We could not detect a stromal signature associated with prognosis in our whole series of samples. In addition, using a previously reported prognostic stromal cell signature identified in ER negative samples, named stroma-derived prognostic predictor (SDPP), we could not predict the clinical outcome for patients bearing ER negative tumors in the present series [6]. It is interesting to observe that, in the previous study, tumor stroma samples from the good-outcome cluster overexpressed a distinct set of immune-related genes. In the present series of stromal cells, however, gene sets of immune-related genes were mainly correlated with tumor downstaging.

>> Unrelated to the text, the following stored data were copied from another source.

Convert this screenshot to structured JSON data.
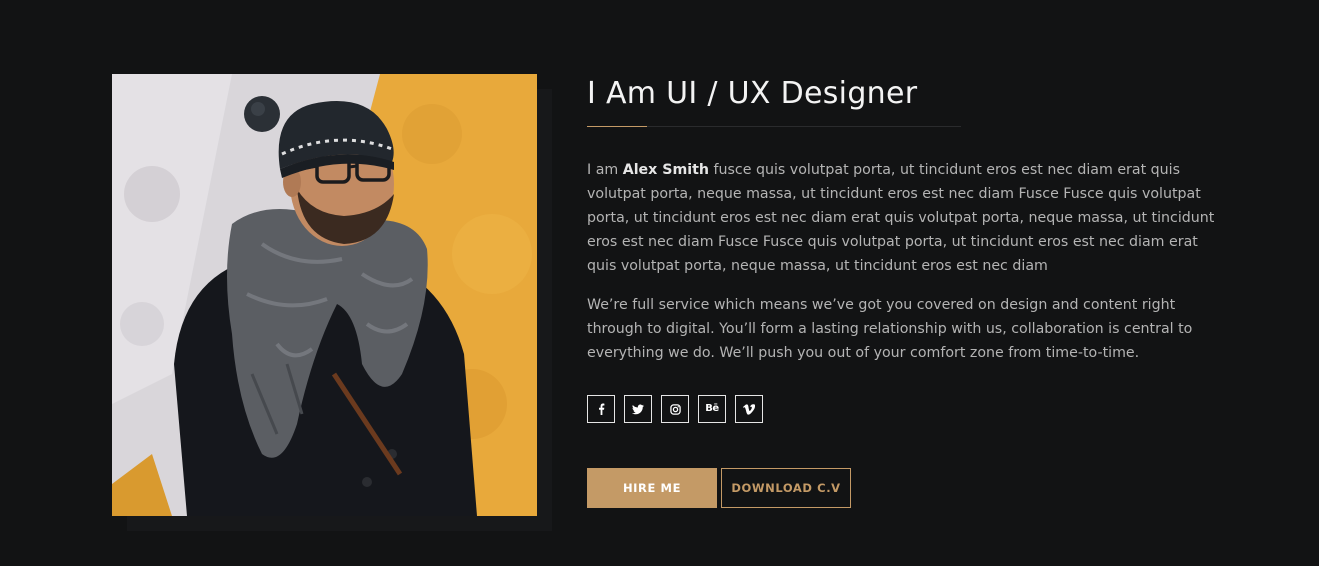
{
  "about": {
    "title": "I Am UI / UX Designer",
    "intro_prefix": "I am ",
    "name": "Alex Smith",
    "intro_body": " fusce quis volutpat porta, ut tincidunt eros est nec diam erat quis volutpat porta, neque massa, ut tincidunt eros est nec diam Fusce Fusce quis volutpat porta, ut tincidunt eros est nec diam erat quis volutpat porta, neque massa, ut tincidunt eros est nec diam Fusce Fusce quis volutpat porta, ut tincidunt eros est nec diam erat quis volutpat porta, neque massa, ut tincidunt eros est nec diam",
    "paragraph_2": "We’re full service which means we’ve got you covered on design and content right through to digital. You’ll form a lasting relationship with us, collaboration is central to everything we do. We’ll push you out of your comfort zone from time-to-time."
  },
  "socials": [
    {
      "icon": "facebook-icon",
      "glyph": "f"
    },
    {
      "icon": "twitter-icon",
      "glyph": ""
    },
    {
      "icon": "instagram-icon",
      "glyph": ""
    },
    {
      "icon": "behance-icon",
      "glyph": "Bē"
    },
    {
      "icon": "vimeo-icon",
      "glyph": "v"
    }
  ],
  "buttons": {
    "hire_label": "HIRE ME",
    "download_label": "DOWNLOAD C.V"
  },
  "colors": {
    "background": "#121314",
    "accent": "#c49a66",
    "heading": "#f3f3f3",
    "body_text": "#b4b4b4"
  }
}
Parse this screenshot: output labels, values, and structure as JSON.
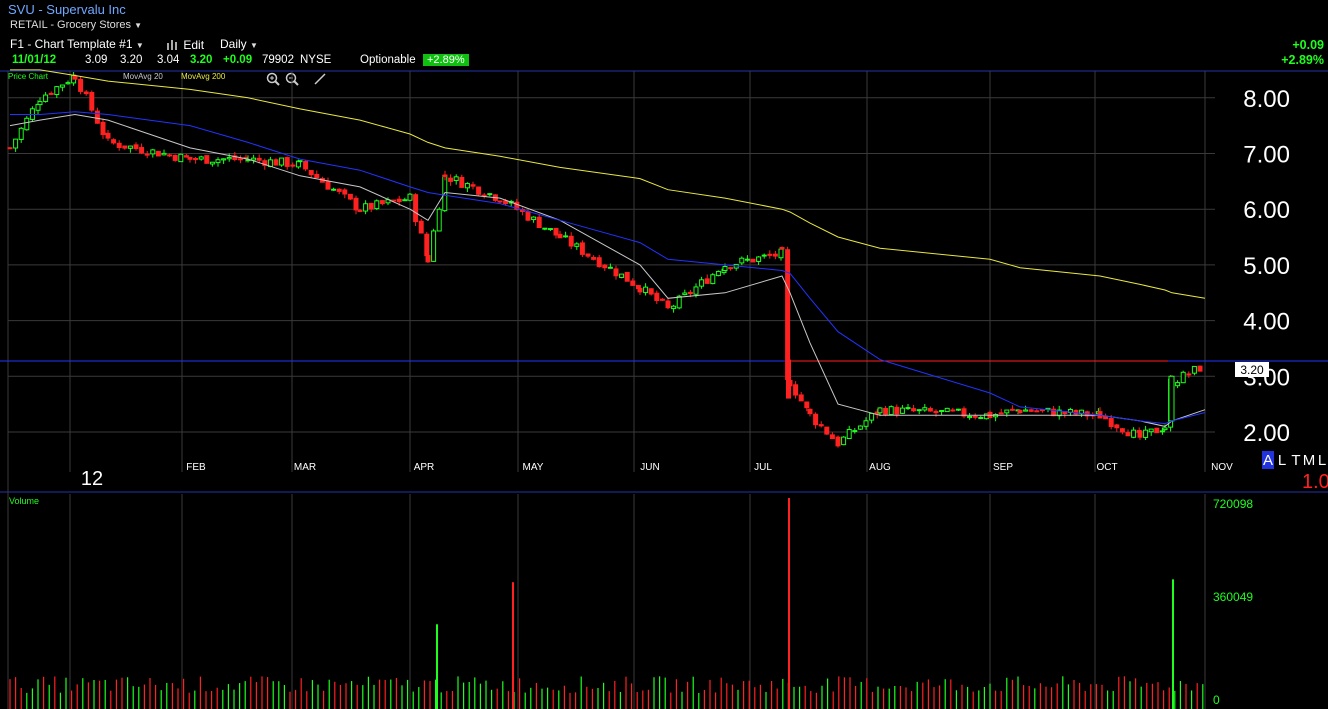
{
  "header": {
    "title": "SVU - Supervalu Inc",
    "sector": "RETAIL - Grocery Stores",
    "template": "F1 - Chart Template #1",
    "edit_label": "Edit",
    "interval": "Daily",
    "quote": {
      "date": "11/01/12",
      "open": "3.09",
      "high": "3.20",
      "low": "3.04",
      "last": "3.20",
      "change": "+0.09",
      "volume": "79902",
      "exchange": "NYSE",
      "optionable": "Optionable",
      "pct_change": "+2.89%"
    },
    "right_change": "+0.09",
    "right_pct": "+2.89%"
  },
  "legend": {
    "price_chart": "Price Chart",
    "ma20": "MovAvg 20",
    "ma200": "MovAvg 200"
  },
  "price_axis": {
    "ticks": [
      "8.00",
      "7.00",
      "6.00",
      "5.00",
      "4.00",
      "3.00",
      "2.00"
    ],
    "last_price_tag": "3.20",
    "scale_buttons": [
      "A",
      "L",
      "T",
      "M",
      "L"
    ],
    "corner_value": "1.0"
  },
  "time_axis": {
    "labels": [
      "12",
      "FEB",
      "MAR",
      "APR",
      "MAY",
      "JUN",
      "JUL",
      "AUG",
      "SEP",
      "OCT",
      "NOV"
    ]
  },
  "volume_panel": {
    "label": "Volume",
    "ticks": [
      "720098",
      "360049",
      "0"
    ]
  },
  "colors": {
    "up": "#1eff1e",
    "down": "#ff2020",
    "ma20": "#c8c8c8",
    "ma50": "#2233ff",
    "ma200": "#e8e840",
    "grid": "#3a3a3a",
    "panel_border": "#2233aa"
  },
  "chart_data": [
    {
      "type": "candlestick",
      "title": "SVU - Supervalu Inc",
      "interval": "Daily",
      "y_range": [
        1.7,
        8.5
      ],
      "x_labels": [
        "FEB",
        "MAR",
        "APR",
        "MAY",
        "JUN",
        "JUL",
        "AUG",
        "SEP",
        "OCT",
        "NOV"
      ],
      "price_keypoints": [
        {
          "t": "Jan 3",
          "close": 7.1
        },
        {
          "t": "Jan 10",
          "close": 8.0
        },
        {
          "t": "Jan 17",
          "close": 8.4
        },
        {
          "t": "Jan 24",
          "close": 7.2
        },
        {
          "t": "Feb 1",
          "close": 6.9
        },
        {
          "t": "Feb 15",
          "close": 6.9
        },
        {
          "t": "Mar 1",
          "close": 6.8
        },
        {
          "t": "Mar 15",
          "close": 6.0
        },
        {
          "t": "Apr 2",
          "close": 6.2
        },
        {
          "t": "Apr 10",
          "close": 5.1
        },
        {
          "t": "Apr 20",
          "close": 6.6
        },
        {
          "t": "May 1",
          "close": 6.2
        },
        {
          "t": "May 15",
          "close": 5.5
        },
        {
          "t": "Jun 1",
          "close": 4.6
        },
        {
          "t": "Jun 15",
          "close": 4.2
        },
        {
          "t": "Jul 1",
          "close": 5.0
        },
        {
          "t": "Jul 10",
          "close": 5.2
        },
        {
          "t": "Jul 12",
          "close": 2.9
        },
        {
          "t": "Jul 20",
          "close": 2.3
        },
        {
          "t": "Aug 1",
          "close": 1.8
        },
        {
          "t": "Aug 15",
          "close": 2.4
        },
        {
          "t": "Sep 1",
          "close": 2.3
        },
        {
          "t": "Sep 15",
          "close": 2.4
        },
        {
          "t": "Oct 1",
          "close": 2.3
        },
        {
          "t": "Oct 15",
          "close": 1.9
        },
        {
          "t": "Oct 22",
          "close": 2.1
        },
        {
          "t": "Oct 25",
          "close": 2.9
        },
        {
          "t": "Nov 1",
          "close": 3.2
        }
      ],
      "series": [
        {
          "name": "MovAvg 20",
          "values_at_keypoints": [
            7.5,
            7.6,
            7.7,
            7.6,
            7.1,
            6.9,
            6.6,
            6.4,
            6.0,
            5.8,
            6.3,
            6.2,
            5.8,
            5.0,
            4.4,
            4.5,
            4.8,
            4.5,
            3.6,
            2.5,
            2.3,
            2.3,
            2.3,
            2.3,
            2.2,
            2.1,
            2.2,
            2.4
          ]
        },
        {
          "name": "MovAvg 200",
          "values_at_keypoints": [
            8.5,
            8.5,
            8.4,
            8.3,
            8.15,
            8.0,
            7.8,
            7.6,
            7.35,
            7.2,
            7.1,
            6.95,
            6.75,
            6.55,
            6.35,
            6.2,
            6.0,
            5.95,
            5.75,
            5.5,
            5.3,
            5.1,
            4.95,
            4.8,
            4.65,
            4.55,
            4.5,
            4.4
          ]
        }
      ]
    },
    {
      "type": "bar",
      "title": "Volume",
      "y_range": [
        0,
        720098
      ],
      "spikes": [
        {
          "t": "Apr 2",
          "value": 270000,
          "color": "up"
        },
        {
          "t": "May 1",
          "value": 420000,
          "color": "down"
        },
        {
          "t": "Jul 12",
          "value": 720098,
          "color": "down"
        },
        {
          "t": "Oct 25",
          "value": 430000,
          "color": "up"
        }
      ]
    }
  ]
}
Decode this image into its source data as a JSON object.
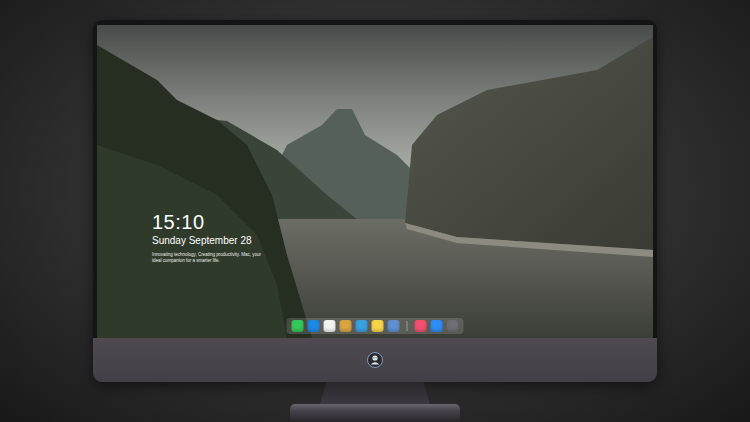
{
  "lock_screen": {
    "time": "15:10",
    "date": "Sunday September 28",
    "motto": "Innovating technology, Creating productivity. Mac, your ideal companion for a smarter life."
  },
  "dock": {
    "items": [
      {
        "kind": "app",
        "color": "#34c759"
      },
      {
        "kind": "app",
        "color": "#1e88e5"
      },
      {
        "kind": "app",
        "color": "#f2f2f2"
      },
      {
        "kind": "app",
        "color": "#d9a441"
      },
      {
        "kind": "app",
        "color": "#3aa0e0"
      },
      {
        "kind": "app",
        "color": "#f7d54a"
      },
      {
        "kind": "app",
        "color": "#5f8fd0"
      },
      {
        "kind": "separator",
        "color": "#9a9a9a"
      },
      {
        "kind": "app",
        "color": "#f0506e"
      },
      {
        "kind": "app",
        "color": "#2f8df5"
      },
      {
        "kind": "app",
        "color": "#6e6e73"
      }
    ]
  }
}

Strengths of our study include the specific evaluation of microdissected stromal cells from patients with locally advanced breast cancer, who underwent the same neoadjuvant chemotherapy regimen and the identification of pairs of genes that might classify tumors according to response to neoadjuvant chemotherapy. Limitations include a relatively small number of patients and the intensive labor associated with tumor microdissection, that complicates the use in the clinical practice.

5. Conclusion

In summary, tumor stromal cells, which are non-malignant cells, represent an interesting option to evaluate response to neoadjuvant chemotherapy. In locally advanced breast cancer, stromal cells may present specific features of immune response that may be associated with chemotherapy response.